What are the first thoughts that come to mind when you hear a Western woman’s husband is from China? Perhaps you envision a tan man eating a bowl of noodles with a pair of chopsticks? For me, I always need more information before I can get a better mental picture. China is vast, encompassing almost every type of climate, altitude, and lifestyle that you can imagine.

Over the years I have had the opportunity to visit and live in many distinctly different regions of China and it has been fascinating and fun to discover the regional differences. Here are some of my own observations of a few places over the last 8 years.

Beijing/Hebei

This area was the first that I came to when I started my China adventures. In many people’s minds it is the most “Chinese” place in China, being the capital, and having so many years of cultural and political history. It is probably the most direct and “no-nonsense” place that I have lived, but that is not to say that Beijingers are cold and serious people.

Because of the climate, life is a bit harsher in this region, making the people there hearty and strong. The food is heavy and plentiful, and the people are hospitable.

The WWAM man from Beijing may be on the tall side, eating a big bowl of wheat noodles.

Qinghai

This area shares some of the same characteristics as Beijing and Hebei, very cold winters and hearty cuisines for example. But there are some striking differences. One is altitude. Eastern Qinghai is where the Tibetan plateau begins, and most people in Qinghai live at least 2,000 meters above sea level.

The other striking difference is how incredibly multi-ethnic it is. Outside of Xining city, most people are Tibetan, Hui, Salar, Mongolian, or Tu Nationalities, making for a very colorful living environment. The types of foods that are available there would make your mouth water.

The WWAM man from Qinghai may be wearing a white hat, and eating a big bowl of Muslim beef noodles.

Shanghai/Jiangsu

This was the first area of China that I lived in that was very different from what I was used to. It is a seaside place, marshy, low altitude, and swings between extremely hot and extremely cold. The cuisine includes a wider variety of options with seafood and rice being the staple foods in this area. Trade and factory work were how most people where I was made their livings. I found the people to be less friendly but very nurturing to their families.

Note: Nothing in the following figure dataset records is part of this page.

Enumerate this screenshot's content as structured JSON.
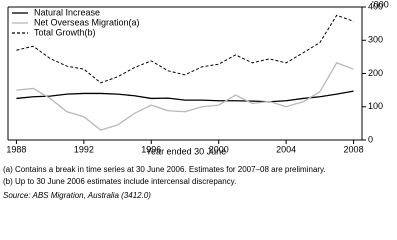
{
  "chart_data": {
    "type": "line",
    "x_label": "Year ended 30 June",
    "y_label": "'000",
    "x": [
      1988,
      1989,
      1990,
      1991,
      1992,
      1993,
      1994,
      1995,
      1996,
      1997,
      1998,
      1999,
      2000,
      2001,
      2002,
      2003,
      2004,
      2005,
      2006,
      2007,
      2008
    ],
    "series": [
      {
        "name": "Natural Increase",
        "color": "#000000",
        "line_style": "solid",
        "values": [
          125,
          130,
          132,
          138,
          140,
          140,
          138,
          133,
          125,
          126,
          120,
          120,
          118,
          118,
          117,
          115,
          118,
          125,
          130,
          138,
          147
        ]
      },
      {
        "name": "Net Overseas Migration(a)",
        "color": "#b8b8b8",
        "line_style": "solid",
        "values": [
          150,
          155,
          125,
          85,
          70,
          30,
          45,
          80,
          105,
          88,
          85,
          100,
          105,
          135,
          110,
          116,
          100,
          115,
          145,
          232,
          213
        ]
      },
      {
        "name": "Total Growth(b)",
        "color": "#000000",
        "line_style": "dashed",
        "values": [
          270,
          282,
          245,
          222,
          213,
          172,
          190,
          218,
          238,
          208,
          196,
          220,
          228,
          256,
          232,
          244,
          232,
          262,
          293,
          375,
          357
        ]
      }
    ],
    "xlim": [
      1987.5,
      2008.5
    ],
    "xticks": [
      1988,
      1992,
      1996,
      2000,
      2004,
      2008
    ],
    "ylim": [
      0,
      400
    ],
    "yticks": [
      0,
      100,
      200,
      300,
      400
    ],
    "legend": "top-left",
    "notes": [
      "(a) Contains a break in time series at 30 June 2006. Estimates for 2007–08 are preliminary.",
      "(b) Up to 30 June 2006 estimates include intercensal discrepancy."
    ],
    "source": "Source: ABS Migration, Australia (3412.0)"
  }
}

The WWAM man from Jiangsu may be wearing dress slacks and eating a bowl of fried glutinous rice.

Guangdong

I’ve recently arrived in China’s famous southern province, so it is the place I have the least experience with. But I can already feel several important differences. It’s tropical, so it’s hot and humid most of the time and it rains heavily for short bursts every day. In the place where I live and work, people are cheerful and friendly. It is a more relaxed atmosphere and the food is lighter and more soup and rice based.

It’s also a place with many factories and people work hard. There is also a feeling of appreciating finding joy in everyday life that I find is lacking in general in some other areas of China.

The WWAM man from Guangdong may be on the shorter side, enjoying a bowl of rice noodle soup.


So these are general observations from my personal experience living in several different regions in China. It’s a huge, country with so many regional cultures that it is impossible to get a clear picture without asking more specific questions. I hope to be able to experience more cultures and regions of China in the future!